When I first started thinking about all this, I was at a very low point in my life. I didn’t know that yet, and I certainly hadn’t reached the bottom yet either. I started though by focusing on my fears. I began addressing them one by one. Firstly was shelter. I needed a roof over my head. I needed food. I needed warmth. I needed clothes to wear. And all these things required money and financial security. How did I get all of that? I certainly didn’t feel secure. I felt like I could lose it all at any minute. This turned me into a panicky mess. But again, someone came to the rescue and asked me – what if it does happen? What if you lose your job? I was scared. But this person also gave me the answer – you are smart. You will figure it out, even if it means stacking boxes in Tesco for a while. It had been a very long time since I let myself think that way. It had been a long time since I felt I could take a risk and it would be okay. Heck, it had been a long time since I thought I could take a step without getting someone to okay it. It was like this person gave me a lease of life again. I could breath and I could plan and I could do. I could have fun and think about fun again. It released me. And even though this didn’t fix me completely, it opened me in a way I hadn’t been in a long time. I was open to opportunities again. And I began to think about what I really, really wanted out of my life. I began to think about what I wanted my life to be again. I was once again in control of making my life into what I really wanted from it. And, I noticed this also had a big effect on my relationship, because I had always been a girl who could sculpt her life and my husband noticed that. I think it was one of the things that he loved about me.

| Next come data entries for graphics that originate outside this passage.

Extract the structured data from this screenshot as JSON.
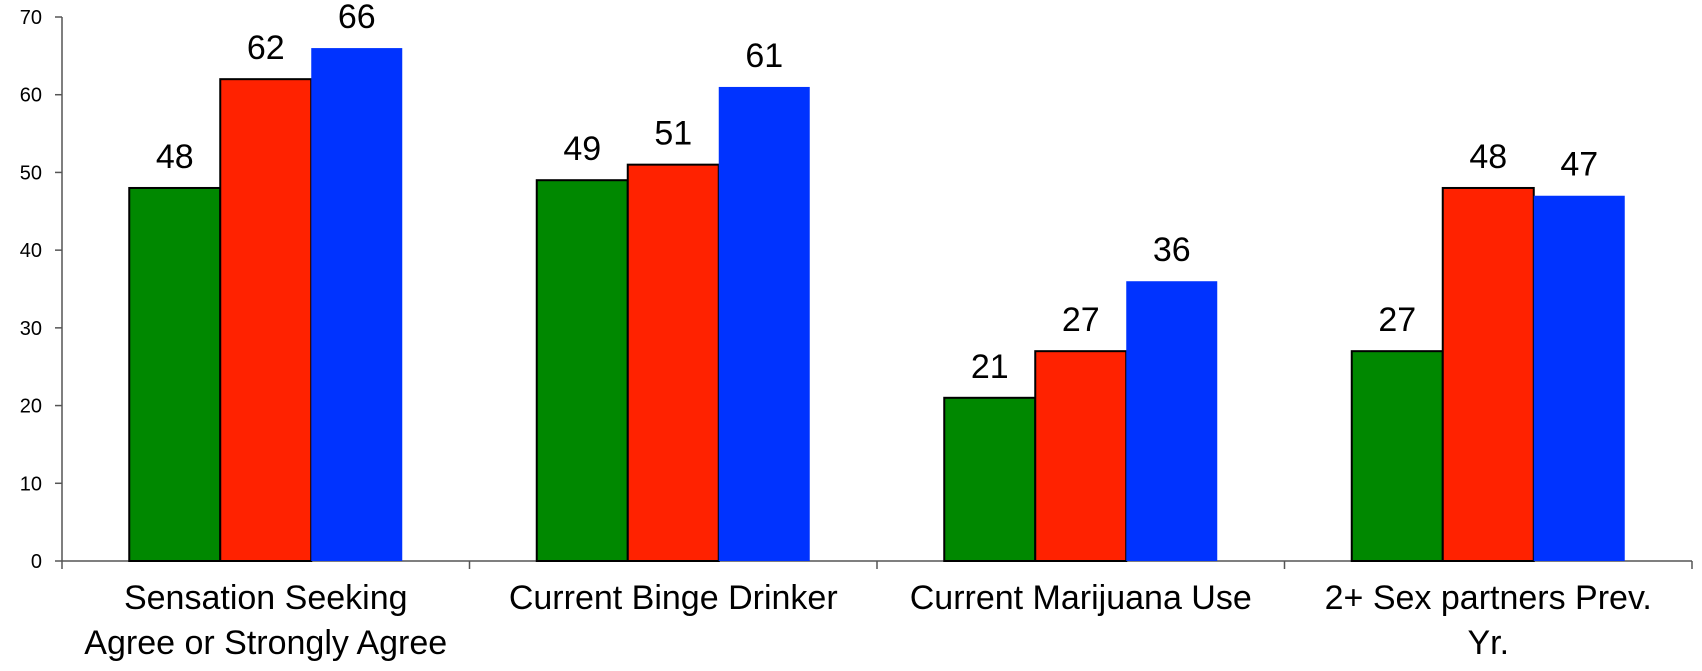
{
  "chart_data": {
    "type": "bar",
    "title": "",
    "xlabel": "",
    "ylabel": "",
    "ylim": [
      0,
      70
    ],
    "yticks": [
      0,
      10,
      20,
      30,
      40,
      50,
      60,
      70
    ],
    "grid": false,
    "legend": "none",
    "categories": [
      [
        "Sensation Seeking",
        "Agree or Strongly Agree"
      ],
      [
        "Current Binge Drinker"
      ],
      [
        "Current Marijuana Use"
      ],
      [
        "2+ Sex partners Prev.",
        "Yr."
      ]
    ],
    "series": [
      {
        "color": "#008800",
        "outlined": true,
        "values": [
          48,
          49,
          21,
          27
        ]
      },
      {
        "color": "#ff2200",
        "outlined": true,
        "values": [
          62,
          51,
          27,
          48
        ]
      },
      {
        "color": "#0033ff",
        "outlined": false,
        "values": [
          66,
          61,
          36,
          47
        ]
      }
    ]
  }
}
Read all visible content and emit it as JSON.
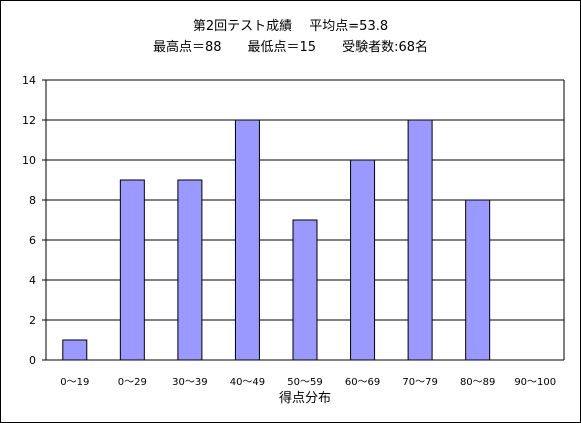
{
  "chart_data": {
    "type": "bar",
    "title": "第2回テスト成績　 平均点=53.8",
    "subtitle": "最高点＝88　　最低点＝15　　受験者数:68名",
    "xlabel": "得点分布",
    "ylabel": "",
    "categories": [
      "0～19",
      "0～29",
      "30～39",
      "40～49",
      "50～59",
      "60～69",
      "70～79",
      "80～89",
      "90～100"
    ],
    "values": [
      1,
      9,
      9,
      12,
      7,
      10,
      12,
      8,
      0
    ],
    "ylim": [
      0,
      14
    ],
    "yticks": [
      0,
      2,
      4,
      6,
      8,
      10,
      12,
      14
    ],
    "grid": true,
    "legend": "none",
    "bar_color": "#9999ff"
  }
}
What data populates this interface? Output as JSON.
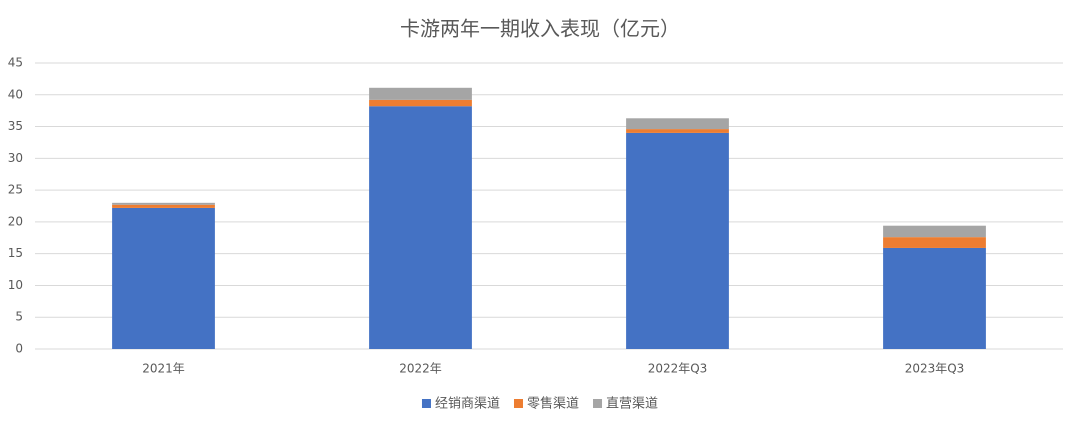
{
  "chart_data": {
    "type": "stacked-bar",
    "title": "卡游两年一期收入表现（亿元）",
    "categories": [
      "2021年",
      "2022年",
      "2022年Q3",
      "2023年Q3"
    ],
    "series": [
      {
        "name": "经销商渠道",
        "color": "#4472c4",
        "values": [
          22.2,
          38.2,
          34.0,
          15.9
        ]
      },
      {
        "name": "零售渠道",
        "color": "#ed7d31",
        "values": [
          0.5,
          1.0,
          0.6,
          1.7
        ]
      },
      {
        "name": "直营渠道",
        "color": "#a5a5a5",
        "values": [
          0.3,
          1.9,
          1.7,
          1.8
        ]
      }
    ],
    "ylim": [
      0,
      45
    ],
    "yticks": [
      0,
      5,
      10,
      15,
      20,
      25,
      30,
      35,
      40,
      45
    ],
    "grid": true,
    "legend": "bottom"
  }
}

My really strange way of thinking about who I wanted to be now wasn’t wondering what I wanted other people to think about me – they will think what they wanted anyway. But, it was about what would I put in my biography? Or more specifically, my twitter biography? Everyone when creating their twitter biography puts quirky bits of information about themselves in it. Sure, if they are using twitter for career networking they might put their job title as what they do by day but they may be a stealth baker by night – there is always something about what they do for fun. So, what would mine say? Well, what did it say now?
A workaholic struggling to feel competent so working all the hours possible. Trying to stay in the game who second guesses everything she does – no real outside connection because she burned all her bridges doing a degree. A girl who uses audiobooks to drown out the anxieties in her head and drinking coffee to survive. Trying to make her house feel more like her one diy project at a time.
That was what it would have been at the beginning of the year. This is where I want to move it to.
Girl coming out of a tough time, Doctor Who aficionado, history documentary lover, wannabe world traveler, lover of Scotland, audiobook listener, lover of Harry Potter & Sherlock Holmes, Agatha Christie and the theatre. Drinker of coffee, tea and wine trying to find calm, peace and her place in the world and who works hard for the money.
I am already in the process. I am watching my Doctor Who again and am hopelessly addicted to history documentaries. I go to the theatre with a friend almost regularly now. But I am still working on it all. Some of it is just about remembering the things I have loved and rediscovering them. I have always done many of these things and loved these things, but my anxieties obscured them. That is what this year will be about. Rediscovering me.